Fixing this in CAD is already a massive pain, fixing it with black-box LLMs sounds nearly impossible.
Please please don’t get me started..: https://github.com/ricksher/ASimpleMechatronicMarkupLanguage
If you use an LLM and agents to regenerate code, a minor change in the "specification" may result in huge changes to the code. Even if it's just due to forcing regeneration. OK, got that.
But there may be no "specification", just an ongoing discussion with an agentic system. "We don't write code any more, we just yell at the agents." Even if the entire sequence of events has been captured, it might not be very useful. It's like having a transcript of a design meeting.
There's a real question as to what the static reference of the design should be. Or what it should look like. This is going to be difficult.
I think commit messages should actually have a concise "what" in them.
I frequently enough end up looking at git log trying to sort out what changed (to track down a bug or regression), and based on the commit message, do a git show to see what the actual diffs are.
So in that context, at least, knowing what changed in a commit is actually quite useful, and why is arguably less so.
I suspect my idea of "what" and your idea of "why" overlap in this scenario.
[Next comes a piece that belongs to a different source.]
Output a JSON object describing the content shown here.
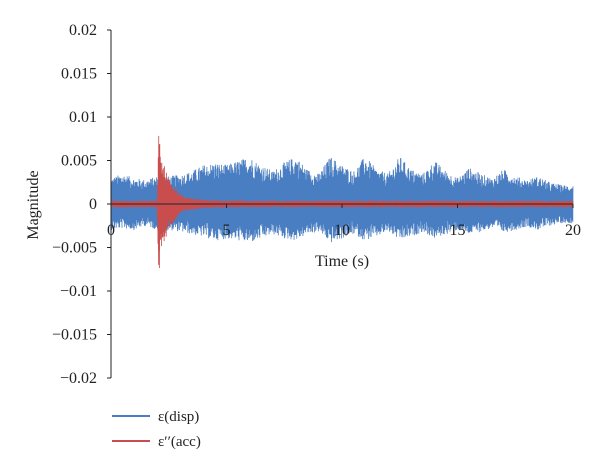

Edit: and after typing all that, I realized your comment doesn't imply there shouldn't be a "what" described anyway so maybe I'm just discussing nothing at all.
Deltas are just an implementation detail, and thinking of Git as diffing is specifically shunned in introductions to Git versioning.
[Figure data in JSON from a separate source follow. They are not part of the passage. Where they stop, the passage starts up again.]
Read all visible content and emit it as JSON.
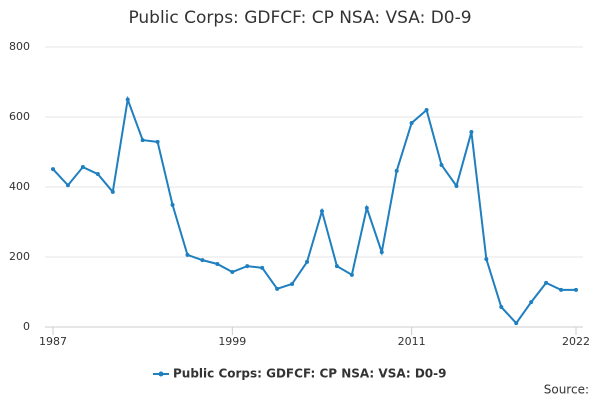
{
  "chart_data": {
    "type": "line",
    "title": "Public Corps: GDFCF: CP NSA: VSA: D0-9",
    "x": [
      1987,
      1988,
      1989,
      1990,
      1991,
      1992,
      1993,
      1994,
      1995,
      1996,
      1997,
      1998,
      1999,
      2000,
      2001,
      2002,
      2003,
      2004,
      2005,
      2006,
      2007,
      2008,
      2009,
      2010,
      2011,
      2012,
      2013,
      2014,
      2015,
      2016,
      2017,
      2018,
      2019,
      2020,
      2021,
      2022
    ],
    "series": [
      {
        "name": "Public Corps: GDFCF: CP NSA: VSA: D0-9",
        "color": "#1f7fbf",
        "values": [
          451,
          405,
          457,
          437,
          386,
          650,
          534,
          529,
          349,
          206,
          191,
          180,
          157,
          174,
          169,
          109,
          123,
          186,
          331,
          174,
          149,
          340,
          214,
          446,
          583,
          620,
          463,
          403,
          557,
          194,
          57,
          11,
          71,
          126,
          106,
          106
        ]
      }
    ],
    "xlim": [
      1987,
      2022
    ],
    "xticks": [
      1987,
      1999,
      2011,
      2022
    ],
    "ylim": [
      0,
      800
    ],
    "yticks": [
      0,
      200,
      400,
      600,
      800
    ],
    "grid": true,
    "source": "Source:"
  }
}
The only practical obstacle is:
> Non-deterministic generators may produce different code from identical intent graphs.
This would not be an obstacle if you restrict to using a single version of a local LLM, turn off all nondeterminism and record the initial seed. But for now, the kinds of frontier LLMs that are useful as coding agents run on Someone Else's box, meaning they can produce different outcomes each time you run them -- and even if they promise not to change them, I can see no way to verify this promise.
Looking at individual line changes produced by AI is definitely difficult. And going one step higher to version control makes sense.
We're not really there yet though, as the generated code currently still needs a lot of human checks.
Side thoughts: this requires the code to be modularized really well. It makes me think that when designing a system, you could imagine a world where multiple agents discuss changes. Each agent would be responsible for a sub system (component, service, module, function), and they would chat about the format of the api that works best for all agents, etc. It would be like SmallTalk at the agent level.
Not sure what stops you from doing that just right now.
CONGRATULATIONS: you have just 'invented' documentation, specifically a CHANGE_LOG.
Anyone want to try and lmk how far you get?